What is the minimum threshold to be clinically meaningful?
Oh, that's easy. The FDA tells you that. That is 5% in a year. Is 5% commercially viable in a year? No.
Just checking back on the safety, the initial SAD data is for seven days only, you mentioned, right?
SAD is a single day.
Single day. MAD is seven days.
Seven days of dosing, correct.
On the neuropsych AEs, what should we expect? Because the time frame is just too short.
It's a very short time frame. Now, the Rimonabant data had paper very helpfully provided Kaplan-Meier curves for AEs. We will never show that. Nevertheless, that was very nice of them. They had plenty in the first week. What was really surprising about Rimonabant, one of the most surprising things about their data, and it was not there in the press release, was how much GI they had. They had a 50% dropout rate in their top dose, most of it driven by GI. The GI was 95% happened in the first week. Again, we have no idea why they had so much GI. It is very atypical of a CB1 inverse agonist. If our GI is quiet in a week, I feel much better about that. We'll see.
Have you mentioned how many dose levels you have planned for the phase 1 B study?
We have not. Everyone's assumption is we're basically copying the design of Novo. It's a very sensible design. So there's placebo. There's a number of cohorts. They did 120 days. We're going to do 90 days. Honestly, 90 is more than enough. With the Kaplan-Meier's for the adverse events, after a month, pretty much nothing happens.
Got it. And then just quickly on that, we have two minutes left, on 601 program.
Yep.
When do you plan to share from the phase 1 study results?
We had a study in progress at SIDC. We had a poster. It's halfway through. We'll wrap it up. We're setting a very high bar for it. The bar we're setting is we'd like to see some monotherapy. We just don't have those higher doses yet. It is IO, and I think all of us in this industry have become very skeptical of IO assets without monotherapy. We'll see what we get. The other thing is we're really quite keen to see what Pfizer got. Pfizer finished their study last December. The Pfizer monoclonal antibody is very similar to ours, right? We're both targeting alpha v beta 8. They finished a largish study, several hundred patients, and it's been awfully quiet. Yet the program is still live. We're quite keen to see what they got so we can, as it were, compare notes.
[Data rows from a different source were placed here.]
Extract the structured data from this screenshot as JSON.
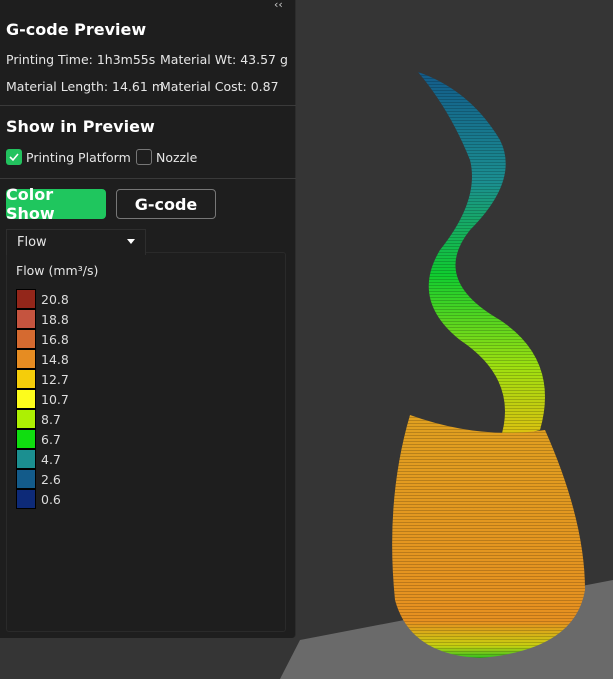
{
  "panel": {
    "collapse_icon": "double-chevron-left",
    "title": "G-code Preview",
    "stats": {
      "printing_time": "Printing Time: 1h3m55s",
      "material_wt": "Material Wt: 43.57 g",
      "material_length": "Material Length: 14.61 m",
      "material_cost": "Material Cost: 0.87"
    },
    "show_title": "Show in Preview",
    "printing_platform": {
      "label": "Printing Platform",
      "checked": true
    },
    "nozzle": {
      "label": "Nozzle",
      "checked": false
    },
    "color_show": "Color Show",
    "gcode": "G-code",
    "dropdown": "Flow",
    "legend_title": "Flow (mm³/s)",
    "legend": [
      {
        "value": "20.8",
        "color": "#93261a"
      },
      {
        "value": "18.8",
        "color": "#c5543f"
      },
      {
        "value": "16.8",
        "color": "#d56a30"
      },
      {
        "value": "14.8",
        "color": "#e68c22"
      },
      {
        "value": "12.7",
        "color": "#f5cd0a"
      },
      {
        "value": "10.7",
        "color": "#fdfc1c"
      },
      {
        "value": "8.7",
        "color": "#adf003"
      },
      {
        "value": "6.7",
        "color": "#10dd10"
      },
      {
        "value": "4.7",
        "color": "#1b8f90"
      },
      {
        "value": "2.6",
        "color": "#135b8a"
      },
      {
        "value": "0.6",
        "color": "#0d2a78"
      }
    ]
  }
}
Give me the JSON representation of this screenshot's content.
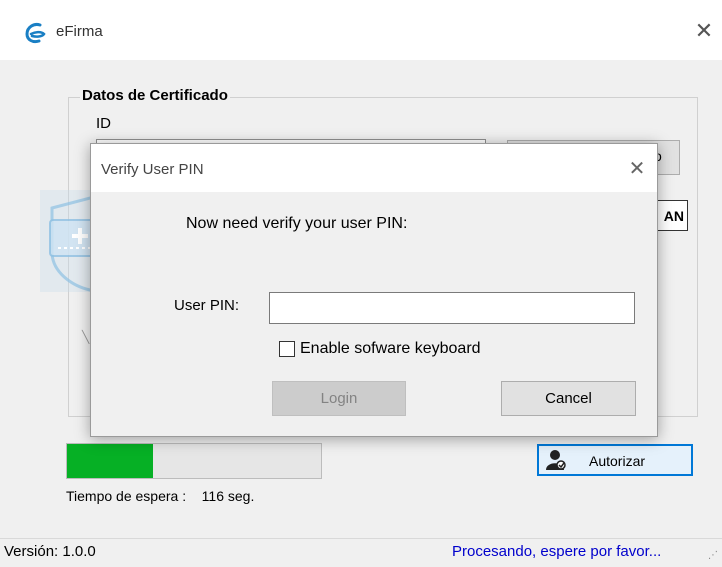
{
  "window": {
    "title": "eFirma",
    "close_glyph": "✕",
    "icons": {
      "app": "efirma-logo-icon",
      "close": "close-icon"
    }
  },
  "certificate_group": {
    "title": "Datos de Certificado",
    "id_label": "ID",
    "id_value": "",
    "partial_button_label": "o",
    "scan_button_label": "AN"
  },
  "dialog": {
    "title": "Verify User PIN",
    "close_glyph": "✕",
    "message": "Now need verify your user PIN:",
    "pin_label": "User PIN:",
    "pin_value": "",
    "keyboard_checkbox_label": "Enable sofware keyboard",
    "keyboard_checked": false,
    "login_label": "Login",
    "login_enabled": false,
    "cancel_label": "Cancel",
    "icons": {
      "users": "users-icon",
      "shield": "shield-graphic"
    }
  },
  "progress": {
    "value": 0.34,
    "fill_color": "#06b025",
    "wait_text": "Tiempo de espera :    116 seg."
  },
  "authorize_button": {
    "label": "Autorizar",
    "icon": "user-authorize-icon",
    "border_color": "#0078d7"
  },
  "statusbar": {
    "version": "Versión: 1.0.0",
    "status": "Procesando, espere por favor...",
    "status_color": "#0000cc"
  }
}
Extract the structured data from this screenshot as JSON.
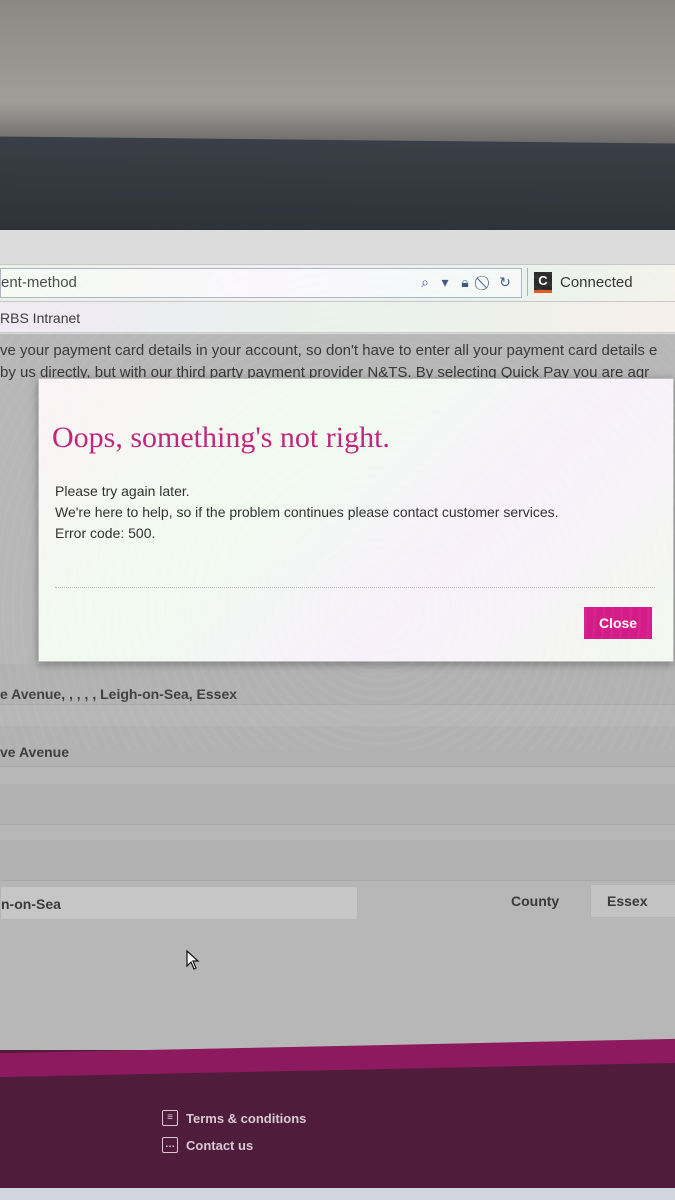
{
  "browser": {
    "url_fragment": "ent-method",
    "tab_title": "Connected",
    "tab_favicon_letter": "C",
    "favorite": "RBS Intranet"
  },
  "page": {
    "intro_line_1": "ve your payment card details in your account, so don't have to enter all your payment card details e",
    "intro_line_2": "by us directly, but with our third party payment provider N&TS. By selecting Quick Pay you are agr",
    "address_full": "e Avenue, , , , , Leigh-on-Sea, Essex",
    "address_line": "ve Avenue",
    "town_value": "n-on-Sea",
    "county_label": "County",
    "county_value": "Essex"
  },
  "modal": {
    "title": "Oops, something's not right.",
    "line_1": "Please try again later.",
    "line_2": "We're here to help, so if the problem continues please contact customer services.",
    "line_3": "Error code: 500.",
    "close_label": "Close",
    "accent_color": "#d41b87"
  },
  "footer": {
    "terms_label": "Terms & conditions",
    "contact_label": "Contact us",
    "terms_icon": "document-icon",
    "contact_icon": "chat-icon"
  }
}
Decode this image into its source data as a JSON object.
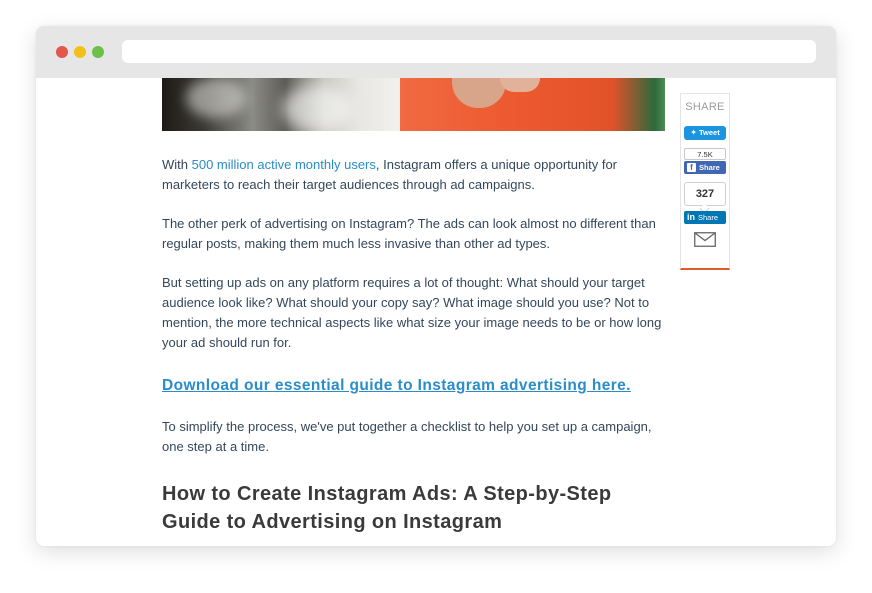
{
  "window": {
    "url": ""
  },
  "share": {
    "title": "SHARE",
    "tweet_label": "Tweet",
    "fb_count": "7.5K",
    "fb_label": "Share",
    "li_count": "327",
    "li_label": "Share",
    "li_logo": "in",
    "tweet_icon": "twitter-bird-icon",
    "fb_icon": "facebook-f-icon",
    "email_icon": "envelope-icon"
  },
  "article": {
    "p1_prefix": "With ",
    "p1_link": "500 million active monthly users",
    "p1_suffix": ", Instagram offers a unique opportunity for marketers to reach their target audiences through ad campaigns.",
    "p2": "The other perk of advertising on Instagram? The ads can look almost no different than regular posts, making them much less invasive than other ad types.",
    "p3": "But setting up ads on any platform requires a lot of thought: What should your target audience look like? What should your copy say? What image should you use? Not to mention, the more technical aspects like what size your image needs to be or how long your ad should run for.",
    "cta": "Download our essential guide to Instagram advertising here.",
    "p4": "To simplify the process, we've put together a checklist to help you set up a campaign, one step at a time.",
    "heading": "How to Create Instagram Ads: A Step-by-Step Guide to Advertising on Instagram"
  },
  "colors": {
    "link": "#2a8cc8",
    "twitter": "#1b95e0",
    "facebook": "#4267b2",
    "linkedin": "#0077b5",
    "accent": "#e25b2e"
  }
}
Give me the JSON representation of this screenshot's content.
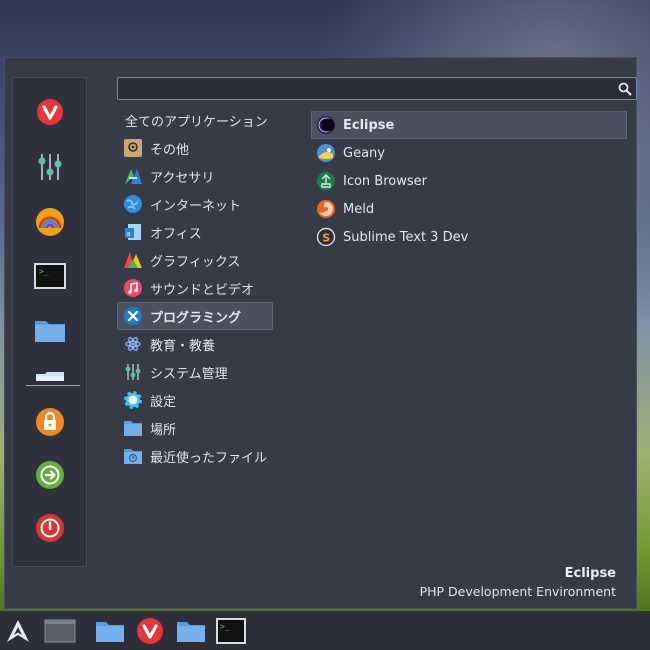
{
  "search": {
    "placeholder": ""
  },
  "favorites": [
    {
      "name": "vivaldi-icon"
    },
    {
      "name": "mixer-icon"
    },
    {
      "name": "rainbow-icon"
    },
    {
      "name": "terminal-icon"
    },
    {
      "name": "folder-icon"
    },
    {
      "name": "home-folder-icon"
    },
    {
      "name": "lock-icon"
    },
    {
      "name": "logout-icon"
    },
    {
      "name": "power-icon"
    }
  ],
  "categories": {
    "all_label": "全てのアプリケーション",
    "items": [
      {
        "label": "その他",
        "icon": "other-icon"
      },
      {
        "label": "アクセサリ",
        "icon": "accessories-icon"
      },
      {
        "label": "インターネット",
        "icon": "internet-icon"
      },
      {
        "label": "オフィス",
        "icon": "office-icon"
      },
      {
        "label": "グラフィックス",
        "icon": "graphics-icon"
      },
      {
        "label": "サウンドとビデオ",
        "icon": "sound-video-icon"
      },
      {
        "label": "プログラミング",
        "icon": "programming-icon",
        "selected": true
      },
      {
        "label": "教育・教養",
        "icon": "education-icon"
      },
      {
        "label": "システム管理",
        "icon": "system-icon"
      },
      {
        "label": "設定",
        "icon": "settings-icon"
      },
      {
        "label": "場所",
        "icon": "places-icon"
      },
      {
        "label": "最近使ったファイル",
        "icon": "recent-files-icon"
      }
    ]
  },
  "apps": [
    {
      "label": "Eclipse",
      "icon": "eclipse-icon",
      "selected": true
    },
    {
      "label": "Geany",
      "icon": "geany-icon"
    },
    {
      "label": "Icon Browser",
      "icon": "icon-browser-icon"
    },
    {
      "label": "Meld",
      "icon": "meld-icon"
    },
    {
      "label": "Sublime Text 3 Dev",
      "icon": "sublime-icon"
    }
  ],
  "description": {
    "title": "Eclipse",
    "subtitle": "PHP Development Environment"
  },
  "taskbar": [
    {
      "name": "app-menu-icon"
    },
    {
      "name": "show-desktop-icon"
    },
    {
      "name": "files-icon"
    },
    {
      "name": "vivaldi-icon"
    },
    {
      "name": "folder-icon"
    },
    {
      "name": "terminal-icon"
    }
  ]
}
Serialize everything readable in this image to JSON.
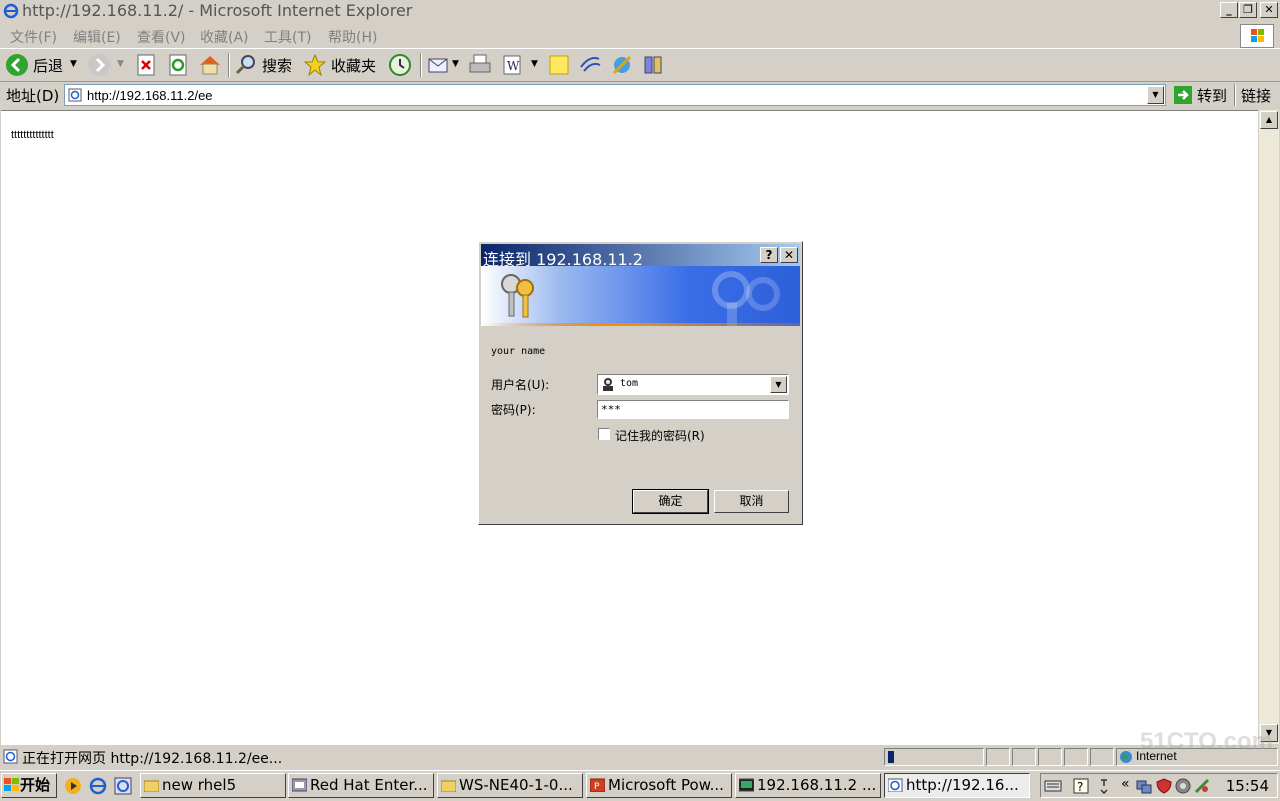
{
  "window": {
    "title": "http://192.168.11.2/ - Microsoft Internet Explorer",
    "min": "_",
    "max": "❐",
    "close": "✕"
  },
  "menu": [
    "文件(F)",
    "编辑(E)",
    "查看(V)",
    "收藏(A)",
    "工具(T)",
    "帮助(H)"
  ],
  "toolbar": {
    "back": "后退",
    "search": "搜索",
    "favorites": "收藏夹"
  },
  "address": {
    "label": "地址(D)",
    "url": "http://192.168.11.2/ee",
    "go": "转到",
    "links": "链接"
  },
  "page": {
    "text": "tttttttttttttt"
  },
  "dialog": {
    "title": "连接到 192.168.11.2",
    "help": "?",
    "close": "✕",
    "realm": "your name",
    "username_label": "用户名(U):",
    "username_value": "tom",
    "password_label": "密码(P):",
    "password_value": "***",
    "remember_label": "记住我的密码(R)",
    "ok": "确定",
    "cancel": "取消"
  },
  "status": {
    "text": "正在打开网页 http://192.168.11.2/ee...",
    "zone": "Internet"
  },
  "taskbar": {
    "start": "开始",
    "tasks": [
      "new rhel5",
      "Red Hat Enter...",
      "WS-NE40-1-0...",
      "Microsoft Pow...",
      "192.168.11.2 ...",
      "http://192.16..."
    ],
    "clock": "15:54"
  },
  "watermark": "51CTO.com",
  "colors": {
    "dialog_title": "#0a246a",
    "chrome": "#d4d0c8",
    "banner": "#2d5fd8"
  }
}
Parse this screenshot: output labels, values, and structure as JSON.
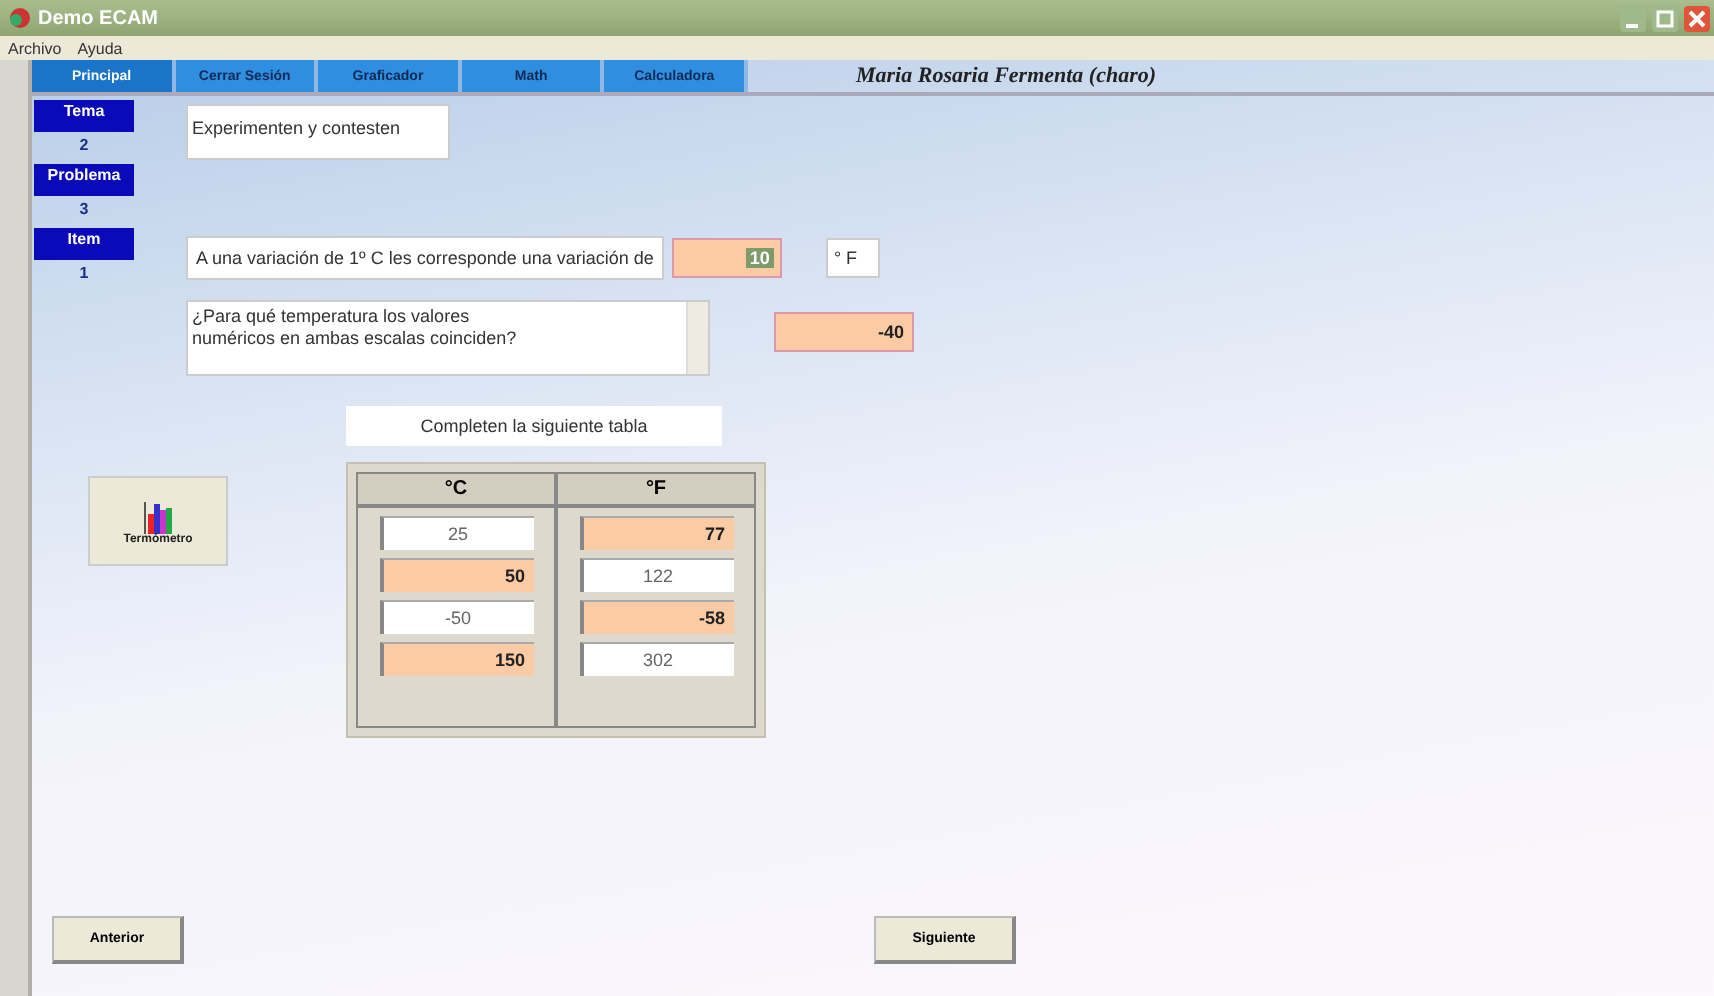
{
  "window": {
    "title": "Demo ECAM"
  },
  "menu": [
    "Archivo",
    "Ayuda"
  ],
  "tabs": [
    {
      "label": "Principal",
      "selected": true
    },
    {
      "label": "Cerrar Sesión",
      "selected": false
    },
    {
      "label": "Graficador",
      "selected": false
    },
    {
      "label": "Math",
      "selected": false
    },
    {
      "label": "Calculadora",
      "selected": false
    }
  ],
  "user": "Maria Rosaria Fermenta  (charo)",
  "sidebar": [
    {
      "label": "Tema",
      "value": "2"
    },
    {
      "label": "Problema",
      "value": "3"
    },
    {
      "label": "Item",
      "value": "1"
    }
  ],
  "instruction": "Experimenten y contesten",
  "question_1": {
    "text": "A una variación de  1º C les corresponde una variación de",
    "answer": "10",
    "text_selected": true,
    "unit": "° F"
  },
  "question_2": {
    "text": "¿Para qué temperatura los valores numéricos en ambas escalas coinciden?",
    "answer": "-40"
  },
  "thermometer_button": "Termómetro",
  "table": {
    "caption": "Completen la siguiente tabla",
    "columns": [
      "°C",
      "°F"
    ],
    "rows": [
      [
        {
          "value": "25",
          "kind": "given"
        },
        {
          "value": "77",
          "kind": "answer"
        }
      ],
      [
        {
          "value": "50",
          "kind": "answer"
        },
        {
          "value": "122",
          "kind": "given"
        }
      ],
      [
        {
          "value": "-50",
          "kind": "given"
        },
        {
          "value": "-58",
          "kind": "answer"
        }
      ],
      [
        {
          "value": "150",
          "kind": "answer"
        },
        {
          "value": "302",
          "kind": "given"
        }
      ]
    ]
  },
  "buttons": {
    "previous": "Anterior",
    "next": "Siguiente"
  }
}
Yeah, it's not as a burning priority for us as are the two other assets. It's also the one where we actually don't know if it's going to work or not. The other two, I think we're pretty comfortable they're going to work. The question is, have we solved a certain problem? The latent TGF beta hypothesis is still out there for the jury to decide on.
Why hasn't Pfizer disclosed the data yet?
I don't know. Ask Pfizer. I mean, quite seriously, we're quite, in other words, why have they not disclosed the data but not killed the program? Don't know. It's an interesting question.
Almost out of time to wrap up, maybe talk about the cash position and then the key catalyst that investors should focus on for the next year.
We have just under $180 million in the bank now. As I have mentioned, three key data catalysts next year for 701, and then a very big catalyst for 913 in the middle of the year, which is the 90-day dose range finding study. That should keep us busy.
Definitely. Always a good conversation. Thank you all.
Farzin, thank you so much. Thank you, everyone.